Bien qu’il existe un désaccord entre les experts, les stratégies nucléaires russe et américaine se concentrent sur la dissuasion et impliquent donc des attaques nucléaires de représailles à grande échelle face à toute première utilisation d’armes nucléaires. Cela signifie que la menace de la Russie d’utiliser des armes nucléaires comme moyen de dissuasion à la guerre conventionnelle menace une action qui, selon la doctrine de la guerre nucléaire, inviterait à une frappe nucléaire de représailles si elle était dirigée contre les États-Unis ou l’OTAN.

Les armes nucléaires et l’Ukraine

Je pense que l’utilisation par la Russie d’armes nucléaires tactiques en Ukraine n’atteindrait aucun objectif militaire. Cela contaminerait le territoire que la Russie revendique comme faisant partie de son empire historique et dériverait peut-être vers la Russie elle-même. Cela augmenterait la probabilité d’une intervention directe de l’OTAN et détruirait l’image de la Russie dans le monde.

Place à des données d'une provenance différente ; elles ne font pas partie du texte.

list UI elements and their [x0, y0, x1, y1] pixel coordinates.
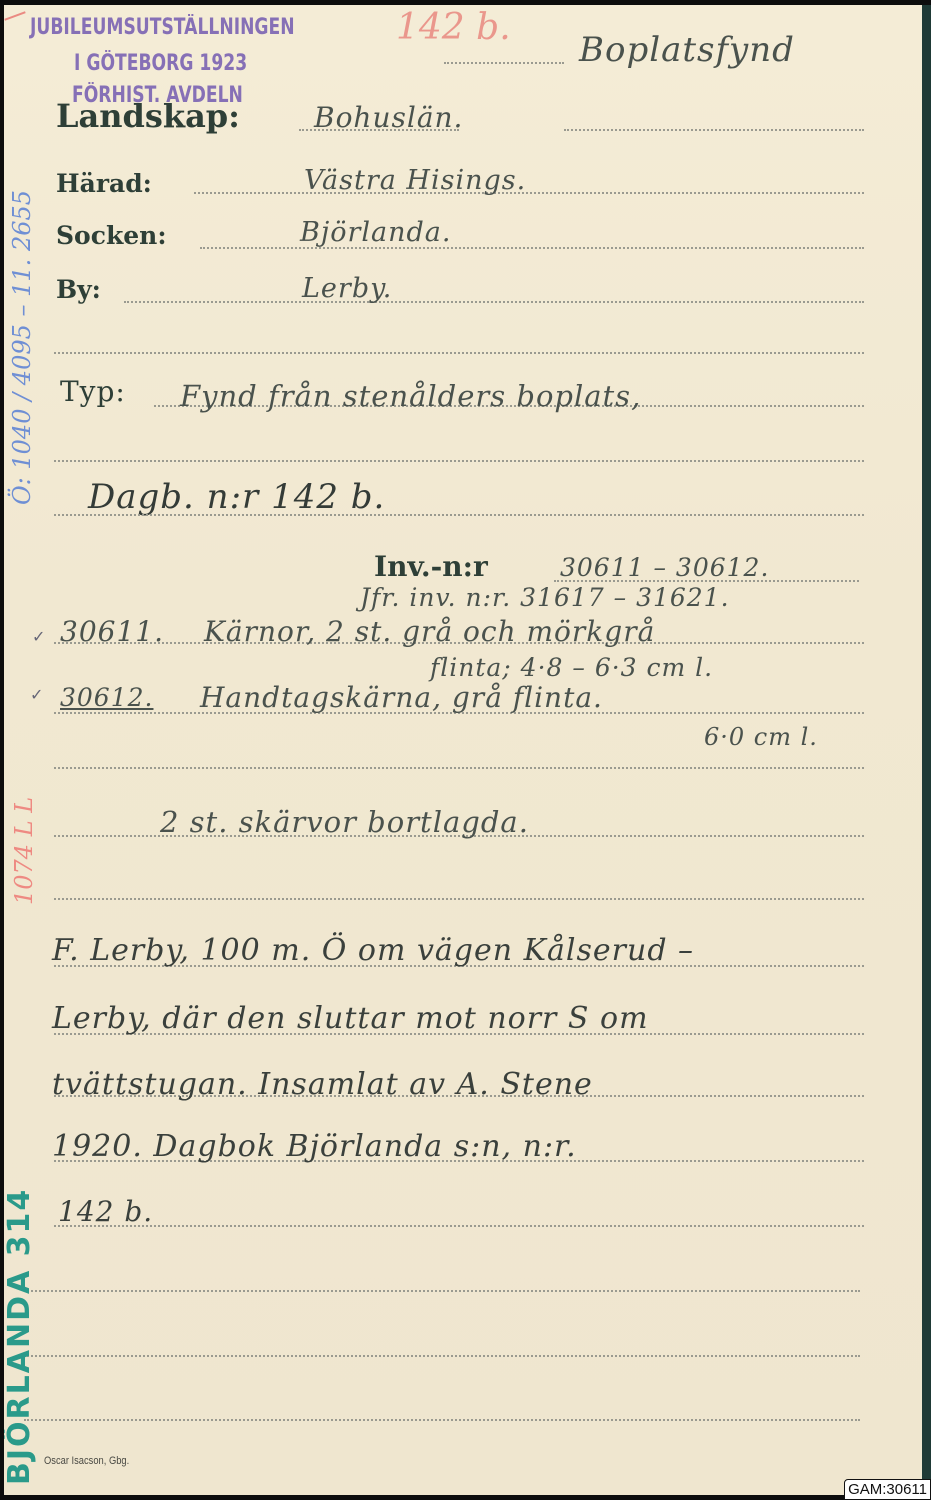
dotted-line	[54, 352, 864, 354]
inventory-cross-reference: Jfr. inv. n:r. 31617 – 31621.	[360, 583, 730, 612]
description-line-2: Lerby, där den sluttar mot norr S om	[52, 1001, 649, 1036]
by-label: By:	[56, 275, 101, 304]
dotted-line	[564, 129, 864, 131]
dotted-line	[54, 898, 864, 900]
landskap-label: Landskap:	[56, 97, 240, 135]
printer-credit: Oscar Isacson, Gbg.	[44, 1455, 129, 1467]
catalog-id-label: GAM:30611	[844, 1479, 931, 1500]
description-line-1: F. Lerby, 100 m. Ö om vägen Kålserud –	[52, 933, 694, 968]
dagbok-reference: Dagb. n:r 142 b.	[88, 477, 385, 517]
stamp-line-2: I GÖTEBORG 1923	[74, 53, 247, 75]
description-line-5: 142 b.	[58, 1195, 153, 1228]
margin-note-green: BJÖRLANDA 314	[4, 1188, 37, 1485]
socken-label: Socken:	[56, 221, 167, 250]
harad-label: Härad:	[56, 169, 152, 198]
item-2-description: Handtagskärna, grå flinta.	[200, 681, 603, 714]
category-value: Boplatsfynd	[579, 30, 795, 70]
red-annotation: 142 b.	[396, 7, 511, 48]
dotted-line	[54, 767, 864, 769]
dotted-line	[194, 192, 864, 194]
dotted-line	[54, 514, 864, 516]
dotted-line	[24, 1355, 860, 1357]
item-1-description: Kärnor, 2 st. grå och mörkgrå	[204, 615, 655, 648]
item-1-number: 30611.	[60, 615, 164, 648]
description-line-3: tvättstugan. Insamlat av A. Stene	[52, 1067, 593, 1102]
dotted-line	[24, 1290, 860, 1292]
catalog-card: JUBILEUMSUTSTÄLLNINGEN I GÖTEBORG 1923 F…	[4, 5, 922, 1495]
inventory-label: Inv.-n:r	[374, 550, 488, 583]
dotted-line	[54, 1225, 864, 1227]
dotted-line	[54, 460, 864, 462]
dotted-line	[124, 301, 864, 303]
inventory-value: 30611 – 30612.	[560, 553, 769, 582]
item-2-dimensions: 6·0 cm l.	[704, 723, 818, 751]
red-corner-mark	[4, 11, 25, 20]
discarded-note: 2 st. skärvor bortlagda.	[160, 805, 529, 839]
socken-value: Björlanda.	[300, 217, 451, 248]
item-2-number: 30612.	[60, 683, 153, 712]
by-value: Lerby.	[302, 273, 392, 304]
margin-note-red: 1074 L L	[10, 797, 38, 905]
margin-note-blue: Ö: 1040 / 4095 – 11. 2655	[8, 190, 36, 505]
item-1-dimensions: flinta; 4·8 – 6·3 cm l.	[430, 653, 713, 682]
checkmark-icon: ✓	[32, 627, 45, 646]
stamp-line-1: JUBILEUMSUTSTÄLLNINGEN	[30, 17, 295, 39]
typ-value: Fynd från stenålders boplats,	[180, 379, 641, 413]
card-edge	[922, 5, 931, 1500]
dotted-line	[444, 62, 564, 64]
dotted-line	[24, 1419, 860, 1421]
typ-label: Typ:	[60, 375, 126, 408]
checkmark-icon: ✓	[30, 685, 43, 704]
landskap-value: Bohuslän.	[314, 101, 463, 134]
description-line-4: 1920. Dagbok Björlanda s:n, n:r.	[52, 1129, 577, 1164]
harad-value: Västra Hisings.	[304, 165, 526, 196]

Poutine vise à dissuader les succès continus de l’Ukraine à regagner du territoire en annexant de manière préventive des régions de l’est du pays après avoir organisé des référendums organisés. Il pourrait alors déclarer que la Russie utiliserait des armes nucléaires pour défendre le nouveau territoire comme si l’existence de l’État russe était menacée. Mais je crois que cette affirmation étend la stratégie nucléaire de la Russie au-delà de toute croyance.

Poutine a explicitement affirmé que sa menace d’utiliser des armes nucléaires tactiques n’est pas un bluff précisément parce que, d’un point de vue stratégique, leur utilisation n’est pas crédible.

Cet article est republié de The Conversation sous une licence Creative Commons.